I'm following this example from this guide, except that I have that .map()
in there:
def load_features_from_hdf5(filename):
spec = tf.TensorSpec(feature_shape, dtype=tf.dtypes.float32, name=None)
dataset = tfio.IODataset.from_hdf5(filename, "/features", spec=spec) # returns a Dataset
feature = dataset.get_single_element()
feature.set_shape(feature_shape)
return feature
train_x = tf.data.Dataset.from_tensor_slices(filenames).map(load_features_from_fbank, num_parallel_calls=tf.data.AUTOTUNE)
normalizer = tf.keras.layers.Normalization(axis=None)
normalizer.adapt(train_x.take(1000))
train_x_normalized = normalizer(train_x) # <-- ValueError
adapt()
successfully computes the mean and variance from the dataset. But when I try to actually apply normalization of values on the exact same dataset, it errors while trying to convert my ParallelMapDataset to an EagerTensor.

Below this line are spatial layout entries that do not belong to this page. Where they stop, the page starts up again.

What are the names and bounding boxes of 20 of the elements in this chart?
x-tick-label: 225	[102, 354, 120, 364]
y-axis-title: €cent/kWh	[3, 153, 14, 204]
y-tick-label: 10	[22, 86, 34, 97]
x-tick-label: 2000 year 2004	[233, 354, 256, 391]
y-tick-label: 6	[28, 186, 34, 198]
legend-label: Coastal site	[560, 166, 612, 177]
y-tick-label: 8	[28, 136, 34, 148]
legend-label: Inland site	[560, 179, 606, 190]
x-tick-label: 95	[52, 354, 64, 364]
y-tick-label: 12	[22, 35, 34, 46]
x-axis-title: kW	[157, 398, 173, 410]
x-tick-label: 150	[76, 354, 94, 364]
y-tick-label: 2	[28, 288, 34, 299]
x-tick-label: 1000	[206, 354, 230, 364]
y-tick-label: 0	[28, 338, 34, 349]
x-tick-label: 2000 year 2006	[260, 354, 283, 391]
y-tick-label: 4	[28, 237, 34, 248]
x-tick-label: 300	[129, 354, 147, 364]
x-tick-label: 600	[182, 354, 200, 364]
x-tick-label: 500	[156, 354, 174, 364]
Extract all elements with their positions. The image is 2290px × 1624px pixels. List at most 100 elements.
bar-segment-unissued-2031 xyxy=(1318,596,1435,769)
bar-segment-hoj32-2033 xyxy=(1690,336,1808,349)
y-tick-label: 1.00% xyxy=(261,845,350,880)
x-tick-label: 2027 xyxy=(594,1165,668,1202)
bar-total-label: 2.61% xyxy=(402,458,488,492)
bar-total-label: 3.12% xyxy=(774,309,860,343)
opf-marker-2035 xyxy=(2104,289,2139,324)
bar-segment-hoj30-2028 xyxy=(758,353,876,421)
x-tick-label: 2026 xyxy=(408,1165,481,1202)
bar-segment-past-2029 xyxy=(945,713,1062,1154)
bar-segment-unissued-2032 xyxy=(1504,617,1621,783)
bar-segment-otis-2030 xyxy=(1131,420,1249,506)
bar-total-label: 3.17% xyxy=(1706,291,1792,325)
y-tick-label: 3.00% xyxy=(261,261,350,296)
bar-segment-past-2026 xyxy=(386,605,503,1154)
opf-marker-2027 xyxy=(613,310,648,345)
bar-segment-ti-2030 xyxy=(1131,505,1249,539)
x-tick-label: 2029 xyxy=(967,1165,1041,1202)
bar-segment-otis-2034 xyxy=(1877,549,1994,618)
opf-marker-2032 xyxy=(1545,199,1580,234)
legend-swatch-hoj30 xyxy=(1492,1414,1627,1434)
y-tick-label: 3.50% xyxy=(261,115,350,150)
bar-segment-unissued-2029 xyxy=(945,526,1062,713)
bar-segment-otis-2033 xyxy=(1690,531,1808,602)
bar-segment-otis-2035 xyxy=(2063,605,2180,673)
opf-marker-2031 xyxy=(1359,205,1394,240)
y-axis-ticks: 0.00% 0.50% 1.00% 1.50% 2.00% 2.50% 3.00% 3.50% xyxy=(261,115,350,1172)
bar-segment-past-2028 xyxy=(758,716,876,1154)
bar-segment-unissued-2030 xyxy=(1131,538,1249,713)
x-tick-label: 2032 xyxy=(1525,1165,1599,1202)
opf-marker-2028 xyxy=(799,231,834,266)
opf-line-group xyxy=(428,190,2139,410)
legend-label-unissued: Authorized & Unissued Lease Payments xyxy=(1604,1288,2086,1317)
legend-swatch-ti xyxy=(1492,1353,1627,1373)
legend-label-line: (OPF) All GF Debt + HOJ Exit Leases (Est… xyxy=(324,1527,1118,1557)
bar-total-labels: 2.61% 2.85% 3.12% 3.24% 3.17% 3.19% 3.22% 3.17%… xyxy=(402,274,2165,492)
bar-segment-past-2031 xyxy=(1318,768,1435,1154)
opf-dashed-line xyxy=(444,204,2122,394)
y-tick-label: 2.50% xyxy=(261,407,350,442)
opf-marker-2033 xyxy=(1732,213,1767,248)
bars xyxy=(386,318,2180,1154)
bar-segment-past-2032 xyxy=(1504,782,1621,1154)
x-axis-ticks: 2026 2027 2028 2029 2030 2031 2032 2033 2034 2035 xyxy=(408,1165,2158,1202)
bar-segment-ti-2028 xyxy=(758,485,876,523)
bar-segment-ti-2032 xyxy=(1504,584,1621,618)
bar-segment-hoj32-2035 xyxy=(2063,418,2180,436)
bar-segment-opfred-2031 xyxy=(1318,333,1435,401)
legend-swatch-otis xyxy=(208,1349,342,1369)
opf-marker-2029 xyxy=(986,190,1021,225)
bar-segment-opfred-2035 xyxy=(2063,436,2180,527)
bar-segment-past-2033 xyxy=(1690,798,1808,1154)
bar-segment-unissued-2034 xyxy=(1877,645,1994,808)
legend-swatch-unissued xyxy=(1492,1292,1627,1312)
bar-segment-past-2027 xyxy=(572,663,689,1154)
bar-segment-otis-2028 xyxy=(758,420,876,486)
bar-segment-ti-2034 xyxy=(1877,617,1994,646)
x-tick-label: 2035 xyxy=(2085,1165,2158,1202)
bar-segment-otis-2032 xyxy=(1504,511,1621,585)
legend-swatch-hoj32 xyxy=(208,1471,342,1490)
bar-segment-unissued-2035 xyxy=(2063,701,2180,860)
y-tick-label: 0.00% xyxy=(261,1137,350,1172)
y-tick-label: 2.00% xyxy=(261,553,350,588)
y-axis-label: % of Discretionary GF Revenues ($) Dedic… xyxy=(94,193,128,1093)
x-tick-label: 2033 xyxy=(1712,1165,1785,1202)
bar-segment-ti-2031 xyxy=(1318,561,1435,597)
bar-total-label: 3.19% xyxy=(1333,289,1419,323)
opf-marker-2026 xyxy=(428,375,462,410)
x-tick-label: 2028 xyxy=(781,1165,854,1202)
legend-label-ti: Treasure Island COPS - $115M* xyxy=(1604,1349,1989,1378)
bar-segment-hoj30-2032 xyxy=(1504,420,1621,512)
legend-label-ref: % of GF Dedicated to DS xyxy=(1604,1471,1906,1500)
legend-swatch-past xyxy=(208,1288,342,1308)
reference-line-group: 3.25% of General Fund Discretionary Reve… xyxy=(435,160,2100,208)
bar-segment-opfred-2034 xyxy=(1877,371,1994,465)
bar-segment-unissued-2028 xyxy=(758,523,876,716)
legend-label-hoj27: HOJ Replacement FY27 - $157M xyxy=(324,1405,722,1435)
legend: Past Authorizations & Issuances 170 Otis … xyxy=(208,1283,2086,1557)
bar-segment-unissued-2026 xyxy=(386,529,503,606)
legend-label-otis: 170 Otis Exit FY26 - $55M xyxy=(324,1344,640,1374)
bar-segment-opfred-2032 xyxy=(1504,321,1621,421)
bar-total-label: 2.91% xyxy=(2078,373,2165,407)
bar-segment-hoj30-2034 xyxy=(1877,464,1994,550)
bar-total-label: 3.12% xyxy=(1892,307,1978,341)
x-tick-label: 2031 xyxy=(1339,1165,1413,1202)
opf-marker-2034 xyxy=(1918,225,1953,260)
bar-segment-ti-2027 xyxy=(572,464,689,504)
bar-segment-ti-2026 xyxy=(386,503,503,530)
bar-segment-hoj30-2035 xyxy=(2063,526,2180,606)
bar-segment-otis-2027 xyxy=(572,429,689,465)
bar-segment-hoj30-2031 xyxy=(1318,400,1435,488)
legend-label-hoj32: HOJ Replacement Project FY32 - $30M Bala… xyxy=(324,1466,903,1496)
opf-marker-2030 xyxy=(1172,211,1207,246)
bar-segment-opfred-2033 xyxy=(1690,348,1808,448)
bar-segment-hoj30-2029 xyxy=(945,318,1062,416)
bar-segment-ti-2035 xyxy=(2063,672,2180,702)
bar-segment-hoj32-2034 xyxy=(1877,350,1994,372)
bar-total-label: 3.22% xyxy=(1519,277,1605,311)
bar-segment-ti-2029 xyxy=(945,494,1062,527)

ValueError: Attempt to convert a value (<ParallelMapDataset shapes: (41, 682, 1), types: tf.float32>) with an unsupported type (<class 'tensorflow.python.data.ops.dataset_ops.ParallelMapDataset'>) to a Tensor.
How can I get this working? Since the data is so large, I wouldn't think I want to make anything eager until training starts. Should I make the normalization an explicit pipeline step on the Dataset? Or an explicit layer on the model itself? (If the latter case, how can I bring the mean and variance values from training time to inference time in another process?)
CodePudding user response:
You could try something like this:
import tensorflow as tf
# Create dummy data
train_x = tf.data.Dataset.from_tensor_slices((tf.random.normal((100, 28, 28, 3)), tf.random.normal((100, 1)))).batch(10)
normalizer = tf.keras.layers.Normalization(axis=None)
# Adapt
normalizer.adapt(train_x.map(lambda x, y: x))
# Apply to images
train_x_normalized = train_x.map(lambda x, y: (normalizer(x), y))
Example:
for x, y in train_x_normalized.take(1):
print(tf.reduce_mean(x), tf.math.reduce_variance(x))
tf.Tensor(0.00930768, shape=(), dtype=float32) tf.Tensor(1.0023469, shape=(), dtype=float32)
Or, as you mentioned in your question, your can use the normalization layer as part of your model.